Parker, Kern, Nard & Wenzel
Legal Updates

Understanding Reimbursement of Med-Legal Expenses

By
Robert Cassio

The en banc case of Ashley Colamonico v. Secure Transportation outlines the framework for reimbursement of med-legal expenses.  In Colamonico, the WCJ issued Findings and Orders which found that the defendant waived all objections to unpaid portions of a photocopy service’s billings.  On reconsideration, the matter was rescinded and returned to the trial level for further proceedings.

The Court, en banc, held that a medical legal provider has the initial burden of proof that it complied with Labor Code §4620 and §4621.  In it’s discussion, the Court noted that Labor Code §4622 provides the framework for reimbursement of medical legal expenses, but that subsection (f) of that particular statute specifically states that the section is not applicable unless there has been compliance with Labor Code §4620 and §4621.  

Labor Code §4620(a) defines a med-legal expense as a cost or expense that a party incurs for the purpose of proving or disproving a contested claim.  The Court noted that copy service fees are considered a medical legal expense under Labor Code §4620(a).

The lien claimant’s initial burden in proving entitlement to reimbursement for a medical legal expense is to show that the contested claim existed at the time the service was performed.  Per Labor Code §4620(b), there is a contested claim when the employer knows or reasonably should know of an employee’s claim for workers’ compensation benefits and the employer denies the employee’s claim outright or fails to act within a reasonable time regarding the claim.

Once the lien claimant has met it’s burden of proof pursuant to Labor Code §4620(a), it’s second hurdle to overcome is that the purported medical legal expense must be reasonably, actually, and necessarily incurred.  Citing Labor Code §4621(a), the Court found that the determination of reasonableness or necessity of a service is based upon the time period in which the service was actually performed.

The Court summarized the lien claimant’s burden necessary to establish entitlement for payment to include: 1) A contested claim existed at the time the expenses were incurred; 2) The expenses were incurred for the purpose of proving or disproving the contested claim; and 3) The expenses were reasonable and necessary at the time they were incurred. (Citing Labor Code §4620, §4621 and §4622(f).)

Once a lien claimant has established the three elements noted above, it then may proceed to address the reasonable value of it’s service under Labor Code §4622. 

The Court further explained that a defendant does not waive an objection based on Labor Code §4620 or §4621 by failing to raise those objections in an explanation of review in accordance with Labor Code §4622.  Labor Code §4622(f) explicitly states that this section is not applicable unless there has been compliance with Labor Code §§4620 and 4621.  In rescinding and returning the case to the trial level, the Court noted the history of these provisions “render it crystal clear that an applicant could not seek medical legal evaluations for which the employer/carrier would be financially responsible before the employer had received notice of the industrial claim and had the opportunity to respond to it.”  

The Court concluded that the WCJ’s analysis was inconsistent with Labor Code §4622(f) as well as Title 8 of the California Code of Regulations §10451.1(f)(1)(A), which states that a defendant shall be deemed to have finally waived all objections to a medical legal provider’s billing “other than compliance with Labor Code §§4620 and 4621" for failure to respond to a provider’s billing as required. (Emphasis added.)  In short, the Court found that the defendant did not waive it’s objections based on Labor Code §§4620 or 4621 for failing to raise these objections in an explanation of review.

The Court also addressed the case of Otis v.
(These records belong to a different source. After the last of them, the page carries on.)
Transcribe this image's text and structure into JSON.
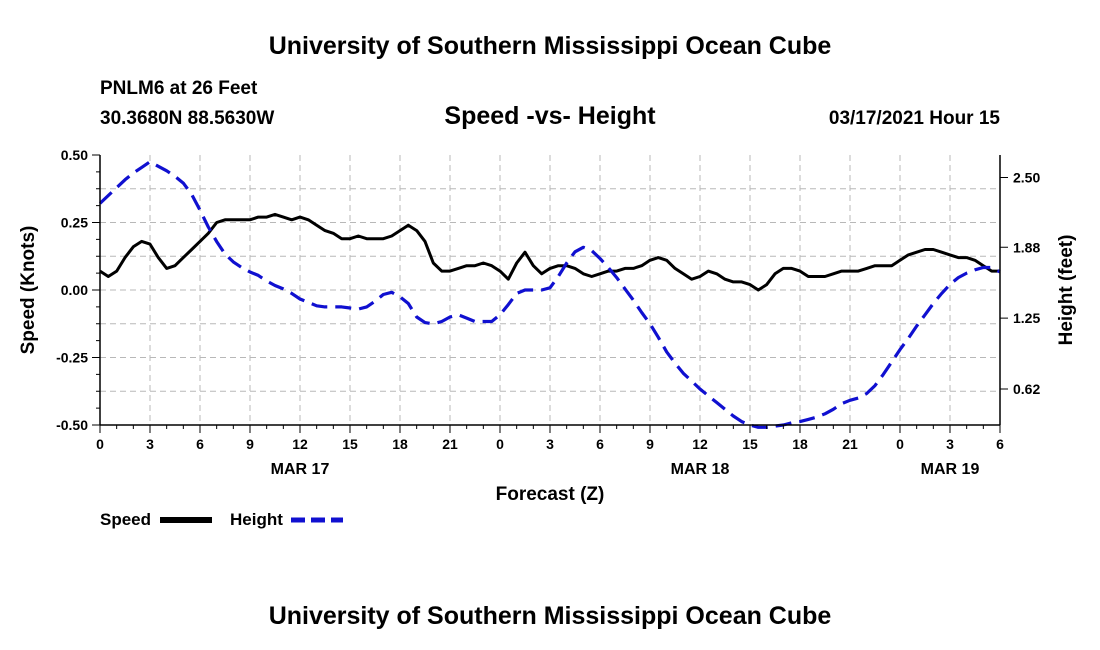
{
  "header": {
    "title": "University of Southern Mississippi Ocean Cube",
    "station": "PNLM6 at 26 Feet",
    "location": "30.3680N 88.5630W",
    "datetime": "03/17/2021 Hour 15",
    "footer_title": "University of Southern Mississippi Ocean Cube"
  },
  "chart_data": {
    "type": "line",
    "title": "Speed -vs- Height",
    "xlabel": "Forecast (Z)",
    "ylabel_left": "Speed (Knots)",
    "ylabel_right": "Height (feet)",
    "x_unit": "hours since 03/17 00Z",
    "xlim": [
      0,
      54
    ],
    "ylim_left": [
      -0.5,
      0.5
    ],
    "ylim_right": [
      0.3,
      2.7
    ],
    "x_ticks": [
      0,
      3,
      6,
      9,
      12,
      15,
      18,
      21,
      24,
      27,
      30,
      33,
      36,
      39,
      42,
      45,
      48,
      51,
      54
    ],
    "x_tick_labels": [
      "0",
      "3",
      "6",
      "9",
      "12",
      "15",
      "18",
      "21",
      "0",
      "3",
      "6",
      "9",
      "12",
      "15",
      "18",
      "21",
      "0",
      "3",
      "6"
    ],
    "date_labels": [
      {
        "x": 12,
        "label": "MAR 17"
      },
      {
        "x": 36,
        "label": "MAR 18"
      },
      {
        "x": 51,
        "label": "MAR 19"
      }
    ],
    "y_ticks_left": [
      "0.50",
      "0.25",
      "0.00",
      "-0.25",
      "-0.50"
    ],
    "y_tick_values_left": [
      0.5,
      0.25,
      0.0,
      -0.25,
      -0.5
    ],
    "y_ticks_right": [
      "2.50",
      "1.88",
      "1.25",
      "0.62"
    ],
    "y_tick_values_right": [
      2.5,
      1.88,
      1.25,
      0.62
    ],
    "grid": true,
    "legend": [
      {
        "label": "Speed",
        "color": "#000000",
        "dash": "solid"
      },
      {
        "label": "Height",
        "color": "#1010d0",
        "dash": "dashed"
      }
    ],
    "series": [
      {
        "name": "Speed",
        "axis": "left",
        "color": "#000000",
        "x": [
          0,
          0.5,
          1,
          1.5,
          2,
          2.5,
          3,
          3.5,
          4,
          4.5,
          5,
          5.5,
          6,
          6.5,
          7,
          7.5,
          8,
          8.5,
          9,
          9.5,
          10,
          10.5,
          11,
          11.5,
          12,
          12.5,
          13,
          13.5,
          14,
          14.5,
          15,
          15.5,
          16,
          16.5,
          17,
          17.5,
          18,
          18.5,
          19,
          19.5,
          20,
          20.5,
          21,
          21.5,
          22,
          22.5,
          23,
          23.5,
          24,
          24.5,
          25,
          25.5,
          26,
          26.5,
          27,
          27.5,
          28,
          28.5,
          29,
          29.5,
          30,
          30.5,
          31,
          31.5,
          32,
          32.5,
          33,
          33.5,
          34,
          34.5,
          35,
          35.5,
          36,
          36.5,
          37,
          37.5,
          38,
          38.5,
          39,
          39.5,
          40,
          40.5,
          41,
          41.5,
          42,
          42.5,
          43,
          43.5,
          44,
          44.5,
          45,
          45.5,
          46,
          46.5,
          47,
          47.5,
          48,
          48.5,
          49,
          49.5,
          50,
          50.5,
          51,
          51.5,
          52,
          52.5,
          53,
          53.5,
          54
        ],
        "values": [
          0.07,
          0.05,
          0.07,
          0.12,
          0.16,
          0.18,
          0.17,
          0.12,
          0.08,
          0.09,
          0.12,
          0.15,
          0.18,
          0.21,
          0.25,
          0.26,
          0.26,
          0.26,
          0.26,
          0.27,
          0.27,
          0.28,
          0.27,
          0.26,
          0.27,
          0.26,
          0.24,
          0.22,
          0.21,
          0.19,
          0.19,
          0.2,
          0.19,
          0.19,
          0.19,
          0.2,
          0.22,
          0.24,
          0.22,
          0.18,
          0.1,
          0.07,
          0.07,
          0.08,
          0.09,
          0.09,
          0.1,
          0.09,
          0.07,
          0.04,
          0.1,
          0.14,
          0.09,
          0.06,
          0.08,
          0.09,
          0.09,
          0.08,
          0.06,
          0.05,
          0.06,
          0.07,
          0.07,
          0.08,
          0.08,
          0.09,
          0.11,
          0.12,
          0.11,
          0.08,
          0.06,
          0.04,
          0.05,
          0.07,
          0.06,
          0.04,
          0.03,
          0.03,
          0.02,
          0.0,
          0.02,
          0.06,
          0.08,
          0.08,
          0.07,
          0.05,
          0.05,
          0.05,
          0.06,
          0.07,
          0.07,
          0.07,
          0.08,
          0.09,
          0.09,
          0.09,
          0.11,
          0.13,
          0.14,
          0.15,
          0.15,
          0.14,
          0.13,
          0.12,
          0.12,
          0.11,
          0.09,
          0.07,
          0.07
        ]
      },
      {
        "name": "Height",
        "axis": "right",
        "color": "#1010d0",
        "x": [
          0,
          0.5,
          1,
          1.5,
          2,
          2.5,
          3,
          3.5,
          4,
          4.5,
          5,
          5.5,
          6,
          6.5,
          7,
          7.5,
          8,
          8.5,
          9,
          9.5,
          10,
          10.5,
          11,
          11.5,
          12,
          12.5,
          13,
          13.5,
          14,
          14.5,
          15,
          15.5,
          16,
          16.5,
          17,
          17.5,
          18,
          18.5,
          19,
          19.5,
          20,
          20.5,
          21,
          21.5,
          22,
          22.5,
          23,
          23.5,
          24,
          24.5,
          25,
          25.5,
          26,
          26.5,
          27,
          27.5,
          28,
          28.5,
          29,
          29.5,
          30,
          30.5,
          31,
          31.5,
          32,
          32.5,
          33,
          33.5,
          34,
          34.5,
          35,
          35.5,
          36,
          36.5,
          37,
          37.5,
          38,
          38.5,
          39,
          39.5,
          40,
          40.5,
          41,
          41.5,
          42,
          42.5,
          43,
          43.5,
          44,
          44.5,
          45,
          45.5,
          46,
          46.5,
          47,
          47.5,
          48,
          48.5,
          49,
          49.5,
          50,
          50.5,
          51,
          51.5,
          52,
          52.5,
          53,
          53.5,
          54
        ],
        "values": [
          2.27,
          2.34,
          2.41,
          2.48,
          2.54,
          2.59,
          2.64,
          2.6,
          2.56,
          2.51,
          2.45,
          2.35,
          2.21,
          2.06,
          1.93,
          1.82,
          1.75,
          1.7,
          1.66,
          1.63,
          1.58,
          1.54,
          1.51,
          1.47,
          1.42,
          1.39,
          1.36,
          1.35,
          1.35,
          1.35,
          1.34,
          1.33,
          1.35,
          1.4,
          1.46,
          1.48,
          1.44,
          1.38,
          1.26,
          1.21,
          1.2,
          1.22,
          1.26,
          1.28,
          1.25,
          1.22,
          1.22,
          1.22,
          1.28,
          1.37,
          1.47,
          1.5,
          1.5,
          1.5,
          1.52,
          1.62,
          1.74,
          1.84,
          1.88,
          1.85,
          1.78,
          1.7,
          1.61,
          1.51,
          1.41,
          1.3,
          1.2,
          1.08,
          0.95,
          0.85,
          0.76,
          0.69,
          0.62,
          0.56,
          0.5,
          0.44,
          0.38,
          0.33,
          0.3,
          0.28,
          0.28,
          0.29,
          0.3,
          0.32,
          0.33,
          0.35,
          0.37,
          0.4,
          0.44,
          0.49,
          0.52,
          0.54,
          0.58,
          0.65,
          0.75,
          0.86,
          0.97,
          1.07,
          1.18,
          1.28,
          1.38,
          1.47,
          1.55,
          1.61,
          1.65,
          1.68,
          1.7,
          1.7,
          1.66
        ]
      }
    ]
  }
}
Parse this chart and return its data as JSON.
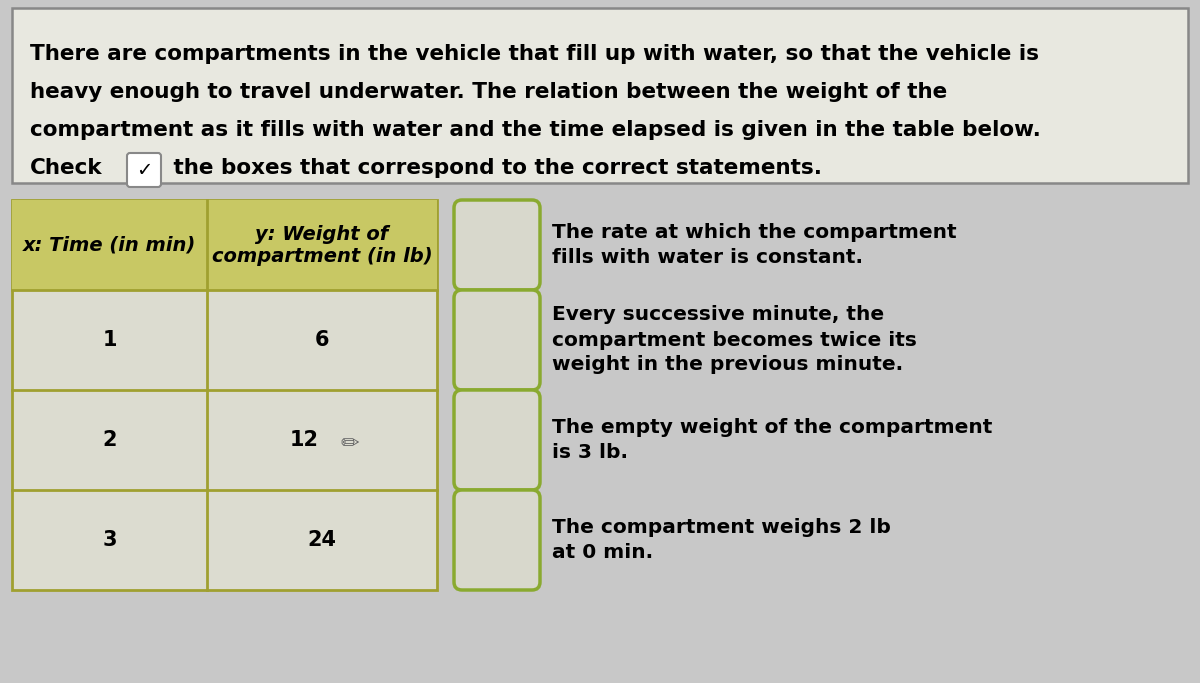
{
  "bg_color": "#c8c8c8",
  "instr_box_bg": "#e8e8e0",
  "instr_box_edge": "#888888",
  "instruction_lines": [
    "There are compartments in the vehicle that fill up with water, so that the vehicle is",
    "heavy enough to travel underwater. The relation between the weight of the",
    "compartment as it fills with water and the time elapsed is given in the table below.",
    "Check"
  ],
  "instr_last_suffix": " the boxes that correspond to the correct statements.",
  "table_header_col1": "x: Time (in min)",
  "table_header_col2": "y: Weight of\ncompartment (in lb)",
  "table_header_bg": "#c8c864",
  "table_header_edge": "#a0a030",
  "table_row_bg": "#dcdcd0",
  "table_edge": "#a0a030",
  "table_data": [
    [
      1,
      6
    ],
    [
      2,
      12
    ],
    [
      3,
      24
    ]
  ],
  "checkbox_edge": "#8aaa30",
  "checkbox_bg": "#d8d8cc",
  "statements": [
    "The rate at which the compartment\nfills with water is constant.",
    "Every successive minute, the\ncompartment becomes twice its\nweight in the previous minute.",
    "The empty weight of the compartment\nis 3 lb.",
    "The compartment weighs 2 lb\nat 0 min."
  ],
  "font_size_instr": 15.5,
  "font_size_table_hdr": 14,
  "font_size_table_data": 15,
  "font_size_stmt": 14.5
}
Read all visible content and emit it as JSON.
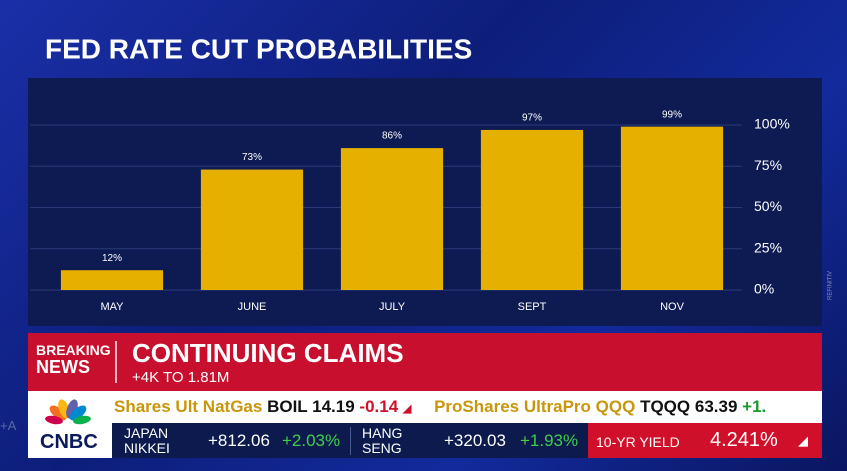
{
  "chart_data": {
    "type": "bar",
    "title": "FED RATE CUT PROBABILITIES",
    "categories": [
      "MAY",
      "JUNE",
      "JULY",
      "SEPT",
      "NOV"
    ],
    "values": [
      12,
      73,
      86,
      97,
      99
    ],
    "value_labels": [
      "12%",
      "73%",
      "86%",
      "97%",
      "99%"
    ],
    "color": "#e5b000",
    "ylim": [
      0,
      100
    ],
    "yticks": [
      {
        "value": 0,
        "label": "0%"
      },
      {
        "value": 25,
        "label": "25%"
      },
      {
        "value": 50,
        "label": "50%"
      },
      {
        "value": 75,
        "label": "75%"
      },
      {
        "value": 100,
        "label": "100%"
      }
    ],
    "grid": true,
    "source": "REFINITIV"
  },
  "banner": {
    "label_top": "BREAKING",
    "label_bottom": "NEWS",
    "headline": "CONTINUING CLAIMS",
    "subhead": "+4K TO 1.81M"
  },
  "ticker": [
    {
      "name": "Shares Ult NatGas",
      "symbol": "BOIL",
      "price": "14.19",
      "change": "-0.14"
    },
    {
      "name": "ProShares UltraPro QQQ",
      "symbol": "TQQQ",
      "price": "63.39",
      "change": "+1."
    }
  ],
  "markets": [
    {
      "name_top": "JAPAN",
      "name_bottom": "NIKKEI",
      "points": "+812.06",
      "percent": "+2.03%"
    },
    {
      "name_top": "HANG",
      "name_bottom": "SENG",
      "points": "+320.03",
      "percent": "+1.93%"
    }
  ],
  "yield": {
    "name": "10-YR YIELD",
    "value": "4.241%"
  },
  "logo": "CNBC",
  "edge_text": "+A"
}
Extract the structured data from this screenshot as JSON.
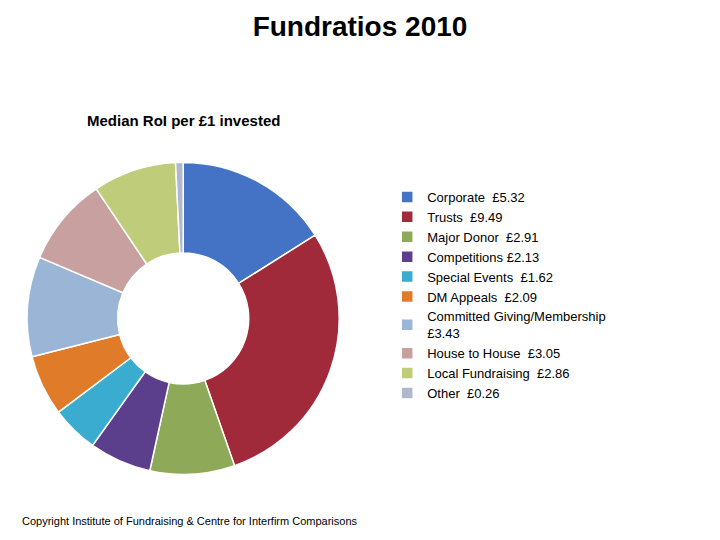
{
  "chart_data": {
    "type": "pie",
    "title": "Fundratios 2010",
    "subtitle": "Median RoI per £1 invested",
    "categories": [
      "Corporate  £5.32",
      "Trusts  £9.49",
      "Major Donor  £2.91",
      "Competitions £2.13",
      "Special Events  £1.62",
      "DM Appeals  £2.09",
      "Committed Giving/Membership\n£3.43",
      "House to House  £3.05",
      "Local Fundraising  £2.86",
      "Other  £0.26"
    ],
    "values": [
      5.32,
      9.49,
      2.91,
      2.13,
      1.62,
      2.09,
      3.43,
      3.05,
      2.86,
      0.26
    ],
    "colors": [
      "#4472C4",
      "#A0293A",
      "#8EAA58",
      "#5B3F8C",
      "#3AACCF",
      "#E07B2A",
      "#9BB5D6",
      "#C9A0A0",
      "#BFCC7A",
      "#B0B8D0"
    ],
    "annotations": [
      "Copyright Institute of Fundraising & Centre for Interfirm Comparisons"
    ],
    "legend": "right"
  }
}
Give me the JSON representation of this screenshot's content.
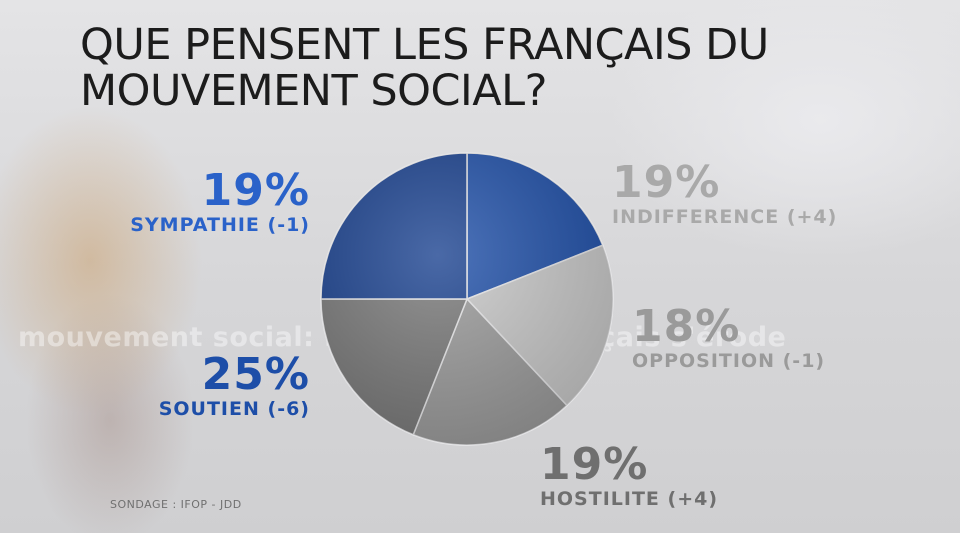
{
  "title_lines": [
    "QUE PENSENT LES FRANÇAIS DU",
    "MOUVEMENT SOCIAL?"
  ],
  "background_text": "mouvement social: l'opinion des français s'érode",
  "source": "SONDAGE : IFOP - JDD",
  "chart_data": {
    "type": "pie",
    "unit": "%",
    "slices": [
      {
        "label": "SYMPATHIE",
        "value": 19,
        "value_label": "19%",
        "change_label": "(-1)",
        "color": "#1d4ea8"
      },
      {
        "label": "INDIFFERENCE",
        "value": 19,
        "value_label": "19%",
        "change_label": "(+4)",
        "color": "#c8c8c8"
      },
      {
        "label": "OPPOSITION",
        "value": 18,
        "value_label": "18%",
        "change_label": "(-1)",
        "color": "#9a9a9a"
      },
      {
        "label": "HOSTILITE",
        "value": 19,
        "value_label": "19%",
        "change_label": "(+4)",
        "color": "#787878"
      },
      {
        "label": "SOUTIEN",
        "value": 25,
        "value_label": "25%",
        "change_label": "(-6)",
        "color": "#173f8e"
      }
    ]
  },
  "label_colors": {
    "SYMPATHIE": "#2a62c9",
    "INDIFFERENCE": "#a9a9a9",
    "OPPOSITION": "#9a9a9a",
    "HOSTILITE": "#6f6f6f",
    "SOUTIEN": "#1d4ea8"
  }
}
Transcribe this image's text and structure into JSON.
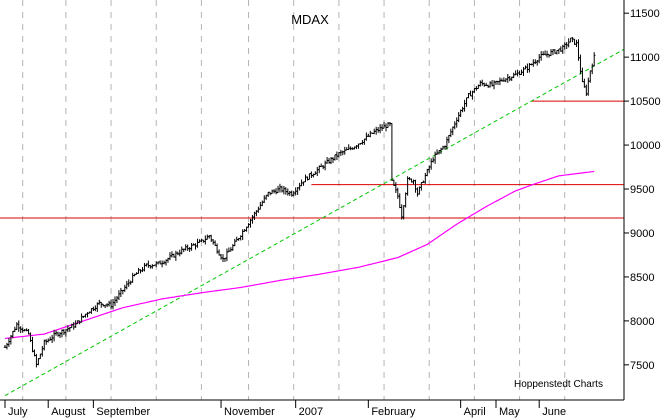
{
  "chart_data": {
    "type": "line",
    "title": "MDAX",
    "credit": "Hoppenstedt Charts",
    "xlabel": "",
    "ylabel": "",
    "grid": true,
    "y_axis_side": "right",
    "ylim": [
      7100,
      11650
    ],
    "y_ticks": [
      7500,
      8000,
      8500,
      9000,
      9500,
      10000,
      10500,
      11000,
      11500
    ],
    "x_months": [
      {
        "label": "July",
        "index": 0
      },
      {
        "label": "August",
        "index": 22
      },
      {
        "label": "September",
        "index": 45
      },
      {
        "label": "November",
        "index": 110
      },
      {
        "label": "2007",
        "index": 148
      },
      {
        "label": "February",
        "index": 185
      },
      {
        "label": "April",
        "index": 232
      },
      {
        "label": "May",
        "index": 250
      },
      {
        "label": "June",
        "index": 272
      }
    ],
    "x_count": 300,
    "x_grid_indices": [
      -7,
      9,
      31,
      54,
      77,
      100,
      124,
      147,
      170,
      193,
      216,
      239,
      262,
      285
    ],
    "colors": {
      "price": "#000000",
      "moving_average": "#ff00ff",
      "trendline": "#00c800",
      "support": "#dd0000",
      "grid": "#b4b4b4"
    },
    "series": [
      {
        "kind": "price",
        "anchors": [
          [
            0,
            7700
          ],
          [
            6,
            7960
          ],
          [
            12,
            7850
          ],
          [
            16,
            7500
          ],
          [
            20,
            7750
          ],
          [
            26,
            7850
          ],
          [
            30,
            7890
          ],
          [
            36,
            7960
          ],
          [
            42,
            8100
          ],
          [
            48,
            8200
          ],
          [
            54,
            8180
          ],
          [
            60,
            8350
          ],
          [
            66,
            8520
          ],
          [
            72,
            8630
          ],
          [
            78,
            8650
          ],
          [
            84,
            8720
          ],
          [
            90,
            8800
          ],
          [
            95,
            8850
          ],
          [
            100,
            8900
          ],
          [
            104,
            8970
          ],
          [
            108,
            8810
          ],
          [
            111,
            8700
          ],
          [
            116,
            8850
          ],
          [
            122,
            9050
          ],
          [
            128,
            9250
          ],
          [
            134,
            9450
          ],
          [
            140,
            9500
          ],
          [
            146,
            9450
          ],
          [
            152,
            9600
          ],
          [
            158,
            9700
          ],
          [
            164,
            9800
          ],
          [
            170,
            9900
          ],
          [
            176,
            9960
          ],
          [
            182,
            10050
          ],
          [
            188,
            10150
          ],
          [
            194,
            10220
          ],
          [
            196,
            10230
          ],
          [
            197,
            9580
          ],
          [
            200,
            9420
          ],
          [
            202,
            9200
          ],
          [
            205,
            9600
          ],
          [
            208,
            9600
          ],
          [
            210,
            9450
          ],
          [
            213,
            9600
          ],
          [
            218,
            9850
          ],
          [
            224,
            10000
          ],
          [
            230,
            10300
          ],
          [
            236,
            10560
          ],
          [
            242,
            10700
          ],
          [
            248,
            10680
          ],
          [
            254,
            10750
          ],
          [
            260,
            10800
          ],
          [
            266,
            10880
          ],
          [
            272,
            11000
          ],
          [
            278,
            11050
          ],
          [
            284,
            11100
          ],
          [
            288,
            11200
          ],
          [
            291,
            11150
          ],
          [
            294,
            10700
          ],
          [
            296,
            10600
          ],
          [
            298,
            10850
          ],
          [
            300,
            11000
          ]
        ]
      },
      {
        "kind": "moving_average",
        "anchors": [
          [
            0,
            7800
          ],
          [
            20,
            7850
          ],
          [
            40,
            8000
          ],
          [
            60,
            8150
          ],
          [
            80,
            8250
          ],
          [
            100,
            8320
          ],
          [
            120,
            8380
          ],
          [
            140,
            8460
          ],
          [
            160,
            8530
          ],
          [
            180,
            8610
          ],
          [
            200,
            8720
          ],
          [
            215,
            8870
          ],
          [
            230,
            9100
          ],
          [
            245,
            9300
          ],
          [
            260,
            9480
          ],
          [
            270,
            9560
          ],
          [
            282,
            9650
          ],
          [
            300,
            9700
          ]
        ]
      }
    ],
    "trendline": {
      "from": [
        0,
        7150
      ],
      "to": [
        320,
        11150
      ]
    },
    "support_lines": [
      {
        "value": 10500,
        "from": 268,
        "to": 320
      },
      {
        "value": 9550,
        "from": 156,
        "to": 320
      },
      {
        "value": 9170,
        "from": -10,
        "to": 320
      }
    ]
  }
}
City of Los Angeles 45 CCC 1132 (1980) which is often cited by medical legal providers.  The Court noted that Otis was decided in 1980 and the language relied upon under former §4601.5 stated that all fees and expenses for medical legal costs shall be paid unless the bill is contested within 60 days.  However, the Court noted in 1984, subsequent to the issuance of the Otis case, Labor Code §4622(a) was enacted and former §4601.5 was repealed.  The Court further noted that under later amendments to Labor Code §4622, the legislature explicitly shifted the burden from the employer to the provider and noted that the burden was no longer on the defendant to object to the reasonableness or necessity of the provider’s services.  Instead, the initial burden was on the provider to show it’s services were reasonable and necessary.  The Court concluded that the holding in Otis was inconsistent with Labor Code §4622 and rejected the application of it’s holding in Otis with respect to the statutory framework of Labor Code §4620, §4621 or Labor Code §4622.

Finally, the Court did warn defendants that a late challenge to the reasonableness and/or necessity of a medical legal expense for the first time at a Lien Conference could expose itself to penalties and interest.  The court also has discretion to consider whether the defendant is engaging in bad faith tactics to delay the resolution of the lien.  This is potentially a basis for sanctions under Labor Code §5813.  So while a lien claimant has the initial burden of proof that it complied with Labor Codes 4620 and 4621, a defendant would be wise to assert all objections as early in the process as possible.